The Rest of The Trip Story

First, anyone who ever says that Bayliner Motoryachts are not offshore capable is lying or has no experience in the matter. My 47 performed so very well in some strong conditions. I heard the fisherman complaining about some of the stuff that we rode in in style and this is without any sort of stabilization or hull modification. Anyone planning to venture offshore in their Bayliner should feel confident about the boat. Plan ahead from a weather and gear perspective, but know that the overall design of the boat is completely capable.

Second, Dial a Buoy is the coastal cruisers absolute best friend. Shore conditions rarely gave an accurate picture of how things were out there, and being able to see ahead into our course allowed me to make very accurate predictions of the ride and whether we should attempt further ports.

Elrod has much larger umm - well you know - than I do for jumping into 53 degree water. Actually they may be much smaller come to think of it. However, he did forever earn the nick name "floaty." I refer you to him to explain it.

Brett got a big exposure to blue water sailing and did pretty well for his first time out. I honestly think the dramamine was worse than the sea sickness.

Spencer, who rarely gets sick but does get a little green, now swears by the electronic wrist stimulator.
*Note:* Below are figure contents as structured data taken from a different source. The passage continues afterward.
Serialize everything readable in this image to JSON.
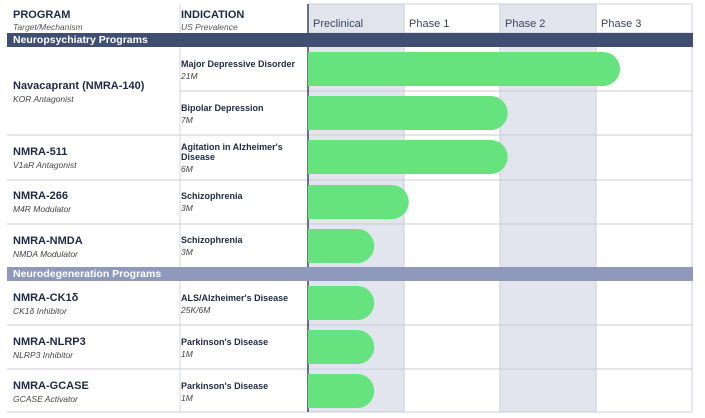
{
  "headers": {
    "program": "PROGRAM",
    "program_sub": "Target/Mechanism",
    "indication": "INDICATION",
    "indication_sub": "US Prevalence"
  },
  "colors": {
    "bar": "#66e27e",
    "section_1": "#404e72",
    "section_2": "#8e99bb",
    "phase_shade": "#e3e5ee"
  },
  "chart_data": {
    "type": "bar",
    "orientation": "horizontal",
    "phases": [
      "Preclinical",
      "Phase 1",
      "Phase 2",
      "Phase 3"
    ],
    "sections": [
      {
        "title": "Neuropsychiatry Programs",
        "rows": [
          {
            "program": "Navacaprant (NMRA-140)",
            "mechanism": "KOR Antagonist",
            "indication": "Major Depressive Disorder",
            "prevalence": "21M",
            "progress": 3.25
          },
          {
            "program": "",
            "mechanism": "",
            "indication": "Bipolar Depression",
            "prevalence": "7M",
            "progress": 2.08
          },
          {
            "program": "NMRA-511",
            "mechanism": "V1aR Antagonist",
            "indication": "Agitation in Alzheimer's Disease",
            "prevalence": "6M",
            "progress": 2.08
          },
          {
            "program": "NMRA-266",
            "mechanism": "M4R Modulator",
            "indication": "Schizophrenia",
            "prevalence": "3M",
            "progress": 1.05
          },
          {
            "program": "NMRA-NMDA",
            "mechanism": "NMDA Modulator",
            "indication": "Schizophrenia",
            "prevalence": "3M",
            "progress": 0.69
          }
        ]
      },
      {
        "title": "Neurodegeneration Programs",
        "rows": [
          {
            "program": "NMRA-CK1δ",
            "mechanism": "CK1δ Inhibitor",
            "indication": "ALS/Alzheimer's Disease",
            "prevalence": "25K/6M",
            "progress": 0.69
          },
          {
            "program": "NMRA-NLRP3",
            "mechanism": "NLRP3 Inhibitor",
            "indication": "Parkinson's Disease",
            "prevalence": "1M",
            "progress": 0.69
          },
          {
            "program": "NMRA-GCASE",
            "mechanism": "GCASE Activator",
            "indication": "Parkinson's Disease",
            "prevalence": "1M",
            "progress": 0.69
          }
        ]
      }
    ]
  }
}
I like them too, so if both of us are fans they must be working - or at least creating the placebo effect. Spencer continued to earn Heather's moniker of, "I'm glad you're not my child" with spectacular deck to dock leaps and other amazing feats.

Gary was a huge asset. Thanks man! Other than bitching about how good the Puget Sound weather was and not asking the guy about fuel in Fort Bragg, he was great! Seriously though - it was very nice to have a very competent skipper that allowed me to nap underway knowing the boat was in good hands.

We broke the usual amount of stuff you break on a trip like this. Gary broke a drink holder on the flybridge that was in-artfully installed by the previous owner. Spencer broke and fixed the air intake for the AC in the pilothouse. Almost every grate for the electric heat fell out. As predicted, the Bayliner cabinets suck at staying closed in heavy seas. I will be addressing that. We broke every stereo on board due to water intrusion or salt spray, though I have a hunch that the marinized DC stereo on the flybridge was just faulty. We broke the battery charger too. All in all, to be expected and the only one that peeves me is the battery charger - mostly because it is in a rather difficult place to remove and it should never have been installed there in the first place.

It was an awesome adventure and I would do it again. I admit that after having done it, cruising the bay seems very limiting. We will be heading to Monterey and back to Fort Bragg once I get the Admiral more comfortable or install stabilizers.

hat really blows my mind is that the boat is 15 minutes away from me as I type. All thats left is cleaning up and repairing stuff for Kaboom this weekend. Much of the stereo repair is already done!

I don't have final fuel numbers yet as I haven't been able to get over to my marina's fuel dock and fill up to see what the last leg took from a total gallons perspective. Gary and I are estimating around .8 nautical miles per gallon. I think thats pretty good for as hard as we pushed her and the size of the following seas we were in.

We used Soltron the whole way and I was quite impressed. Also, port now comes up to 3000 RPMs loaded. I think the final step was to run her hard.

Now to enjoy crusing the bay and delta.